What is ETL?
ETL — Extract, Transform, Load — is the process of moving data from source systems into a data warehouse or data lake for analysis. It is the backbone of data engineering, enabling organisations to consolidate data from dozens of sources into a single, query-optimised repository.
Extract
The extract phase pulls data from source systems: databases (PostgreSQL, MySQL), SaaS APIs (Salesforce, Stripe, HubSpot), files (CSV, JSON, XML), message queues, and logs. Extraction can be full (pull everything) or incremental (pull only what changed since the last run). Incremental extraction is preferred for performance — full extractions on large tables are expensive. Validate extracted JSON data with the JSON Formatter before processing.
Transform
The transform phase cleans, enriches, and restructures data for analysis. Common transformations include: data type casting, null handling, deduplication, joining data from multiple sources, aggregation, and applying business logic (e.g., calculating customer lifetime value). Transformations turn raw operational data into analytical models that business users can query effectively.
Load
The load phase writes transformed data into the target system — typically a data warehouse (Snowflake, BigQuery, Redshift) or a data lake (S3, GCS). Loading strategies include full replacement (truncate and reload), append-only (insert new records), and upsert (insert or update based on a key). The choice depends on data volume, freshness requirements, and whether you need to handle late-arriving data.
ETL vs ELT
Traditional ETL transforms data before loading it into the warehouse. Modern ELT (Extract, Load, Transform) loads raw data first, then transforms it inside the warehouse using SQL. ELT has become dominant because cloud warehouses (Snowflake, BigQuery) have massive compute power — it is often faster and simpler to transform data where it already lives. Tools like dbt have made ELT the standard approach for modern data teams.
Batch vs Streaming
Batch ETL runs on a schedule (hourly, daily) and processes data in bulk. Streaming ETL processes data continuously as it arrives, providing near-real-time freshness. Batch is simpler and works for most analytics use cases. Streaming (using Kafka, Flink, or Spark Structured Streaming) is necessary when freshness matters — fraud detection, real-time dashboards, and operational alerting. Use the Timestamp Converter to work with event timestamps in your ETL pipelines.
Common Tools
Extraction: Fivetran, Airbyte (open source), Stitch, custom scripts. Orchestration: Apache Airflow, Dagster, Prefect. Transformation: dbt (SQL-based), Spark, Python scripts. Loading: most extraction tools handle loading; COPY commands for bulk loads.
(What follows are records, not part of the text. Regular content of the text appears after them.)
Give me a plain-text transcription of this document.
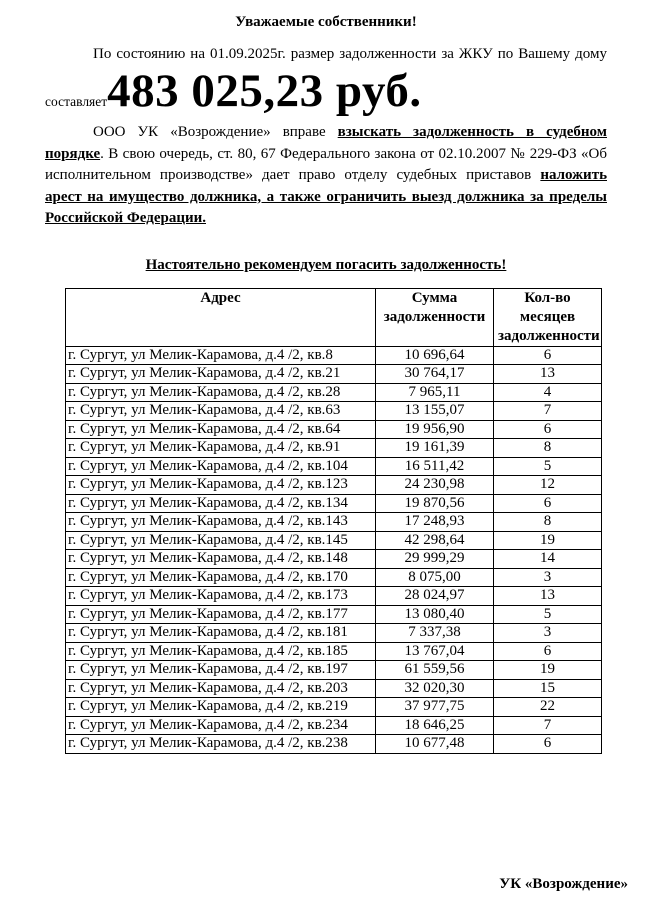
Уважаемые собственники!

По состоянию на 01.09.2025г. размер задолженности за ЖКУ по Вашему дому

составляет 483 025,23 руб.

ООО УК «Возрождение» вправе взыскать задолженность в судебном порядке. В свою очередь, ст. 80, 67 Федерального закона от 02.10.2007 № 229-ФЗ «Об исполнительном производстве» дает право отделу судебных приставов наложить арест на имущество должника, а также ограничить выезд должника за пределы Российской Федерации.

Настоятельно рекомендуем погасить задолженность!

Адрес	Сумма задолженности	Кол-во месяцев задолженности
г. Сургут, ул Мелик-Карамова, д.4 /2, кв.8	10 696,64	6
г. Сургут, ул Мелик-Карамова, д.4 /2, кв.21	30 764,17	13
г. Сургут, ул Мелик-Карамова, д.4 /2, кв.28	7 965,11	4
г. Сургут, ул Мелик-Карамова, д.4 /2, кв.63	13 155,07	7
г. Сургут, ул Мелик-Карамова, д.4 /2, кв.64	19 956,90	6
г. Сургут, ул Мелик-Карамова, д.4 /2, кв.91	19 161,39	8
г. Сургут, ул Мелик-Карамова, д.4 /2, кв.104	16 511,42	5
г. Сургут, ул Мелик-Карамова, д.4 /2, кв.123	24 230,98	12
г. Сургут, ул Мелик-Карамова, д.4 /2, кв.134	19 870,56	6
г. Сургут, ул Мелик-Карамова, д.4 /2, кв.143	17 248,93	8
г. Сургут, ул Мелик-Карамова, д.4 /2, кв.145	42 298,64	19
г. Сургут, ул Мелик-Карамова, д.4 /2, кв.148	29 999,29	14
г. Сургут, ул Мелик-Карамова, д.4 /2, кв.170	8 075,00	3
г. Сургут, ул Мелик-Карамова, д.4 /2, кв.173	28 024,97	13
г. Сургут, ул Мелик-Карамова, д.4 /2, кв.177	13 080,40	5
г. Сургут, ул Мелик-Карамова, д.4 /2, кв.181	7 337,38	3
г. Сургут, ул Мелик-Карамова, д.4 /2, кв.185	13 767,04	6
г. Сургут, ул Мелик-Карамова, д.4 /2, кв.197	61 559,56	19
г. Сургут, ул Мелик-Карамова, д.4 /2, кв.203	32 020,30	15
г. Сургут, ул Мелик-Карамова, д.4 /2, кв.219	37 977,75	22
г. Сургут, ул Мелик-Карамова, д.4 /2, кв.234	18 646,25	7
г. Сургут, ул Мелик-Карамова, д.4 /2, кв.238	10 677,48	6
УК «Возрождение»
The modern data stack typically combines Fivetran (extract + load) + dbt (transform) + Snowflake (warehouse) + Airflow (orchestration). Schedule your ETL jobs with the Crontab Calculator to define cron expressions for Airflow DAGs.
Data Quality
ETL pipelines are only as good as their data quality. Implement checks at every stage: row count validation, schema validation, null rate monitoring, freshness checks, and business rule assertions (e.g., "total revenue should never be negative"). dbt's built-in testing framework makes data quality assertions easy to write and run.
Best Practices
Make pipelines idempotent — running them twice should produce the same result. Use incremental processing to avoid reprocessing entire datasets. Version your transformation code. Monitor pipeline health (run duration, row counts, error rates). Document your data models so business users can trust and understand the data they are querying.